Contexte

En Belgique, depuis 2014, les personnes qui apportent régulièrement leur aide à un proche en déficit d’autonomie sont reconnues aidants proches selon des critères fixés par une loi fédérale. Actuellement, aucune compensation financière ou fiscale n’est prévue.

Les données sur le nombre d’aidants proches en Belgique sont insuffisantes et peu précises. L’enquête de santé de 2013 rapporte que 9% de la population procure une aide ou des soins à un proche. D’autres études plus récentes ont révélé des chiffres plus élevés. En Wallonie et à Bruxelles, on parle de 22% d’aidants proches. En Flandre, une estimation monte jusqu’à 35%.

En ce qui concerne le profil type des aidants proches, la majorité sont non cohabitants (61%) et la plupart sont des femmes. La plupart des aidants non cohabitants sont actifs professionnellement (60%), alors que seuls 18% des aidants cohabitants le sont encore. Trois aidants proches sur quatre font appel à une aide-familiale ou à une aide-ménagère. Les aidants proches ne font que très peu appel aux services dits "de répit" que ce soit le service de garde-malade, les centres de soins de jour ou les séjours temporaires en maison de repos.

Acteurs de première ligne dans l’accompagnement offert à leurs proches, les aidants proches sont plus exposés aux risques d’épuisement, d’isolement et de solitude par rapport à l’entourage familial, social et professionnel. La majorité d'entre eux estime que leur qualité de vie est impactée.

Les besoins des aidants proches sont de 3 types : l’information concernant l’état de santé de la personne aidée et des questions pratiques sur les aides et services ou  sur les compensations financières ; le recours à des services professionnels et de répit (ce besoin augmentant en fonction du degré de dépendance de la personne aidée) et la reconnaissance en terme de compensation financière.

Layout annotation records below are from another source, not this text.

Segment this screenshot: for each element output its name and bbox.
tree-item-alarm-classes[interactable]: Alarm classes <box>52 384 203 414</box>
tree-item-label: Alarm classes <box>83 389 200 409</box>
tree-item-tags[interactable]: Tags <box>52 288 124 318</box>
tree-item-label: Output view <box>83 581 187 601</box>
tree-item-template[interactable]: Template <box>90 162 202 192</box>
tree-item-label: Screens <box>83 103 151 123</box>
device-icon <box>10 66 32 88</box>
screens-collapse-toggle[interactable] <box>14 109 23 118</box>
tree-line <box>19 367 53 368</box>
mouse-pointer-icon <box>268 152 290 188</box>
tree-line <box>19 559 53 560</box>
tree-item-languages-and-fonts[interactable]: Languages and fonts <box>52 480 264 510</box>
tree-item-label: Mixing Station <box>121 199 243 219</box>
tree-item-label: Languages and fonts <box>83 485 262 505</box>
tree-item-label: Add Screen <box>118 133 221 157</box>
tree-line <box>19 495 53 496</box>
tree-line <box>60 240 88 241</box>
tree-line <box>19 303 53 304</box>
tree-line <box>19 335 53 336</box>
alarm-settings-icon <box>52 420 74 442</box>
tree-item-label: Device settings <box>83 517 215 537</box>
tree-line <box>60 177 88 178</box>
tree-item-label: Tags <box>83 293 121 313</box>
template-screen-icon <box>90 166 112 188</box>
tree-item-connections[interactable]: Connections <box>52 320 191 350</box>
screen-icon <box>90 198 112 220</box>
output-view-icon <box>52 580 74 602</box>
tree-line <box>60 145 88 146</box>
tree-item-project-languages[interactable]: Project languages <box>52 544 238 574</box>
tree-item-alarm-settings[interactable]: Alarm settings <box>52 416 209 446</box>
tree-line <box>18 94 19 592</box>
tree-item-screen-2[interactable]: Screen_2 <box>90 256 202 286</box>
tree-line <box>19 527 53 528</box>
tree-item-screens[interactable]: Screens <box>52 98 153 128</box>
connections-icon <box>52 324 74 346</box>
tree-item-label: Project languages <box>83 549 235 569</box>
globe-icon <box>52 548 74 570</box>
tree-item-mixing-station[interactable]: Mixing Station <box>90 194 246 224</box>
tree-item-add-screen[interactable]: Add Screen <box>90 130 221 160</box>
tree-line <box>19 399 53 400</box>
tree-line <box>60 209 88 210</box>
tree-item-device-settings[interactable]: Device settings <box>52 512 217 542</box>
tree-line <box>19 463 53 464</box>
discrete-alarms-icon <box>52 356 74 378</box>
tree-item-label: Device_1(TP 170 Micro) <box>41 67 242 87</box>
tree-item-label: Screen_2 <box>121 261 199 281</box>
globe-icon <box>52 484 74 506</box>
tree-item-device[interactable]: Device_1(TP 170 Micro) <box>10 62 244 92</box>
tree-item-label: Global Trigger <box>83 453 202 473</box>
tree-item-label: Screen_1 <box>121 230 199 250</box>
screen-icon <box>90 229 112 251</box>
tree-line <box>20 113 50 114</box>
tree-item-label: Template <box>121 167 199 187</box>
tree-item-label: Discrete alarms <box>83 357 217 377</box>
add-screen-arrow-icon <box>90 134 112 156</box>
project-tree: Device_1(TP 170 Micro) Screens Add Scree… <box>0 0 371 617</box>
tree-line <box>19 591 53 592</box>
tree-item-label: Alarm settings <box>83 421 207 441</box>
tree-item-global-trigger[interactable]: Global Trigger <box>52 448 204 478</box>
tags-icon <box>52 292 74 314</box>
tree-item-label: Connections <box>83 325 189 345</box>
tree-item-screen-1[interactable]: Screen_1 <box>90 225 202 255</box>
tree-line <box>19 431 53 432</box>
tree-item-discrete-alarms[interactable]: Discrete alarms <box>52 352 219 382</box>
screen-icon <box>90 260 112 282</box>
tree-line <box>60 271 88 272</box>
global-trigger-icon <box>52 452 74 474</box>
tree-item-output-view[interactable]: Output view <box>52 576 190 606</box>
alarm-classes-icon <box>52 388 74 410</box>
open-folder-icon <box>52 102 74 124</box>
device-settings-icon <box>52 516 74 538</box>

Que proposent les Mutualités Libres ?

  • En 2024, au moins 80% des aidants proches obtiennent leur statut et les droits qui en découlent.
  • Elaborer un plan stratégique national 2020-2025 de soutien et d’accompagnement aux aidants qui se traduit en mesures concrètes à mettre en œuvre localement et déclinées autour des 3 grands axes/3 principaux besoins. 
    Quelles sont les actions prioritaires ?
    • Recenser le nombre d’aidants proches aux niveaux national et régional en actualisant les données provenant de l’enquête de santé publique de 2013.  
    • Faciliter la reconnaissance de l’aidant proche en rationnalisant les démarches administratives à effectuer auprès de la mutualité.
    • Dans le cadre de la reconnaissance, prévoir des compensations fiscales et financières telles que : assimilation de périodes d’interruption de carrière, allocation directe pour les aidants proches ou via les systèmes d’assurance santé/sociale mise en place par les régions, congés spécifiques, réduction fiscale et/ou du précompte immobilier pour les aidants cohabitants.
    • Informer, former et conseiller les aidants proches en organisant et structurant l’information et l’accompagnement au niveau régional et local et en identifiant un numéro unique.
    • Dresser un inventaire des services de soutien et de l’offre de répit : les évaluer, les rendre accessible financièrement et étoffer les zones en sous-effectif
    • Encourager la collaboration entre les soins formels et informels  en renforçant le travail de coopération étroit entre les aidants et l’ensemble de professionnels amenés à intervenir auprès du proche dépendant.